Demanda por eletricidade
Embora não haja dúvida de que a população global está aumentando, o uso de energia está disparando e os combustíveis fósseis estão se mantendo, alguns analistas de energia ainda preveem um futuro potencialmente brilhante. Na verdade, eles acreditam que muitas das projeções são simplesmente imprecisas.
“As previsões mostram emissões contínuas que não são necessariamente consistentes com as metas climáticas”, disse Mark Dyson, diretor administrativo da RMI, um grupo sem fins lucrativos que trabalha com empresas para reduzir suas emissões. “Mas as previsões mudam”.
Dyson, que estuda a demanda de energia a longo prazo, diz que, durante décadas, as autoridades superestimaram a demanda de energia e subestimaram o crescimento das energias renováveis e os ganhos em eficiência.
De fato, nas projeções para o aumento da demanda de eletricidade, Dyson vê sinais de progresso. Isso é exatamente o que se espera quando os veículos elétricos substituem os carros movidos a gasolina e o aquecimento elétrico substitui o aquecimento a óleo e a gás.
“A demanda de eletricidade é uma característica, não um problema, da transição para a energia limpa e do caminho para atingir nossas metas climáticas”, disse ele. “Alimentar mais nossa economia com eletricidade, em vez de combustíveis fósseis, pode ficar mais fácil nos próximos anos.” Com a redução das taxas de juros pelo Federal Reserve (Fed, o banco central americano), o custo do capital deve cair, tornando alguns projetos de energia limpa mais acessíveis.
Os data centers, embora consumam muita energia, estão se tornando mais eficientes, assim como os veículos elétricos, os novos edifícios e muitos outros elementos básicos eletrificados da vida moderna. Uma enxurrada de inovações está em andamento e, em breve, poderá proporcionar maneiras novas e acessíveis de reduzir as emissões, produzir energia e alimentar a sociedade.
Há até mesmo sinais promissores em algumas partes do mundo desenvolvido, especialmente na Europa. As emissões gerais de carbono da União Europeia caíram 5% no ano passado. E, embora a UE enfrente muitos dos mesmos desafios que dificultam a rápida adoção da energia limpa pelos Estados Unidos, ela também tem um poderoso incentivo para estimular a reforma: um imposto sobre o carbono.
“Não estamos mais parados”, disse Krupp, da EDF. ‘Já começamos a avançar.’
Avançar pode muito bem significar avanços na implantação de energia limpa. Pode significar ganhos rápidos na eficiência de tudo, de carros a data centers. Pode até significar avanços em novas formas de energia, como a fusão ou a energia nuclear em pequena escala.

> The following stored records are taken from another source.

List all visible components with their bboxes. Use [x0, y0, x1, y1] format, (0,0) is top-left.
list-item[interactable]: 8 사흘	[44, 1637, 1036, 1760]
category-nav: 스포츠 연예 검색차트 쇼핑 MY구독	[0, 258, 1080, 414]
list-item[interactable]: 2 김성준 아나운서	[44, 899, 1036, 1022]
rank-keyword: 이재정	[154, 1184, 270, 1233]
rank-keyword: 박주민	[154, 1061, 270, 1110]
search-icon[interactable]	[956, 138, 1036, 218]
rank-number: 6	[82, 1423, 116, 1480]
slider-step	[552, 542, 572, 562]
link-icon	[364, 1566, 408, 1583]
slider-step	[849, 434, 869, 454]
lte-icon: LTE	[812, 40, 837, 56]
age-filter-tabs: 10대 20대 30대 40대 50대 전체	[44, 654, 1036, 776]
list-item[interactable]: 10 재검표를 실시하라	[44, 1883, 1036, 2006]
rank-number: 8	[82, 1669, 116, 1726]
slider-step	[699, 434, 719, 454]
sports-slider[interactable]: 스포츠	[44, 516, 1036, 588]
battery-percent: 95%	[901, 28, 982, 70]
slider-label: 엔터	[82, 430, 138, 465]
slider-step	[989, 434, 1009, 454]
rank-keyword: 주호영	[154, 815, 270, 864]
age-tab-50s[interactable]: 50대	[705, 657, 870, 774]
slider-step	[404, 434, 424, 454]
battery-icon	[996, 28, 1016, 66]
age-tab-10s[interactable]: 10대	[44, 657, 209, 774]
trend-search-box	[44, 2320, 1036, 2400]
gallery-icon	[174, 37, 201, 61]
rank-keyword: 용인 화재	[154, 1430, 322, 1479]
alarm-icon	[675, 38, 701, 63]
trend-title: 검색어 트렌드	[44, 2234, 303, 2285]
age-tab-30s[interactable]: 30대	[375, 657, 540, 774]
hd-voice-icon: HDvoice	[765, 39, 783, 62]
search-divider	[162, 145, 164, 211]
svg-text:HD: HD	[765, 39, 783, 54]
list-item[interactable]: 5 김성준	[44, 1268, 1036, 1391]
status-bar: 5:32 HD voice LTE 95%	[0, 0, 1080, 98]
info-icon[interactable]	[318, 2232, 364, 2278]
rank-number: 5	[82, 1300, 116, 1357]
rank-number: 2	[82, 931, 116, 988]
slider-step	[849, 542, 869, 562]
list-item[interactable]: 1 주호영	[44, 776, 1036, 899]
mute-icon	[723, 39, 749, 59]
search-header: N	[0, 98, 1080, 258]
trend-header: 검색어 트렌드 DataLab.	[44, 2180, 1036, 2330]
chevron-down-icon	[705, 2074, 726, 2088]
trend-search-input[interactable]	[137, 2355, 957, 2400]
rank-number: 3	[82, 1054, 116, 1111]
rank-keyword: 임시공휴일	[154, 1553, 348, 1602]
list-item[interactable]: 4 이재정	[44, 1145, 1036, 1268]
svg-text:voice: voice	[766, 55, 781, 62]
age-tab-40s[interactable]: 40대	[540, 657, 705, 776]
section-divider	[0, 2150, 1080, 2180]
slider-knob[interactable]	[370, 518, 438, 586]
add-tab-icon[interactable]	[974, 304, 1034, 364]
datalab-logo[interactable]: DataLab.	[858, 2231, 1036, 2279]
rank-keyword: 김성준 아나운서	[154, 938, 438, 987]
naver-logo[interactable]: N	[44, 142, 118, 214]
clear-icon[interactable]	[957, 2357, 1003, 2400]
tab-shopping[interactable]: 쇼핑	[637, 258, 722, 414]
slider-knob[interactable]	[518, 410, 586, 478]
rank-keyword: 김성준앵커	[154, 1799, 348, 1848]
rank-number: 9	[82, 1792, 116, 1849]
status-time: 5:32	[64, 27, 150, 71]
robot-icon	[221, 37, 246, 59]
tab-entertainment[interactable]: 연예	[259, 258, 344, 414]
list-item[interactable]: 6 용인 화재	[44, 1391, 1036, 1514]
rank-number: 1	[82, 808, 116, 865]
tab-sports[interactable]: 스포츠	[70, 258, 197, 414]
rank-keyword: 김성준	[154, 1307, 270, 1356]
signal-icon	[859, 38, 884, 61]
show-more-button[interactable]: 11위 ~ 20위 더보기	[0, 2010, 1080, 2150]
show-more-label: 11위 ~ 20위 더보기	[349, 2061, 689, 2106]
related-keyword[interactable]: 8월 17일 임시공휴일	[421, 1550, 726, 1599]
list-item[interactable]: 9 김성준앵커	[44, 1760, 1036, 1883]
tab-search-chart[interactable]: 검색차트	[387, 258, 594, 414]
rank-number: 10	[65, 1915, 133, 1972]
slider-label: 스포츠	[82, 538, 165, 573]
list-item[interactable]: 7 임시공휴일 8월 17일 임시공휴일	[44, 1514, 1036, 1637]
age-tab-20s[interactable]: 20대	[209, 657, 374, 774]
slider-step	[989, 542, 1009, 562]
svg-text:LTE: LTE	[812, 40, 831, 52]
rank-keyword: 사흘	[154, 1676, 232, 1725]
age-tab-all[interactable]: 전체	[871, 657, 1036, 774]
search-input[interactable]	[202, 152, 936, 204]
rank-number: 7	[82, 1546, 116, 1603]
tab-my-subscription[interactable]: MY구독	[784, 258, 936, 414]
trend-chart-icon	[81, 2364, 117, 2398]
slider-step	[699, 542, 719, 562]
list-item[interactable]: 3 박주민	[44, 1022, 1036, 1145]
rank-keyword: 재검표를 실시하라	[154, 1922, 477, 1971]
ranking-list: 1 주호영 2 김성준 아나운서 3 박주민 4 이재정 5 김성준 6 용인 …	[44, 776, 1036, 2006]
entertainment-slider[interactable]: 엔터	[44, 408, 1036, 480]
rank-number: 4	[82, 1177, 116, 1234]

Porém, à medida que os efeitos catastróficos da mudança climática continuarem a aumentar, a engenhosidade humana terá de fazer muito mais do que melhorar o fornecimento de energia. Ela também terá de ajudar os seres humanos a se adaptarem à vida em um planeta mais quente.
Precisaremos de novas tecnologias para gerenciar uma atmosfera densa com emissões duradouras, novas soluções para proteger as populações vulneráveis da elevação dos mares e novas estratégias para ajudar a natureza a florescer e a agricultura a prosperar.
“Não devemos pensar que somos vítimas passivas das previsões”, disse Dyson. “Na verdade, temos poder de ação, temos as ferramentas, e as ferramentas melhoram a cada ano.”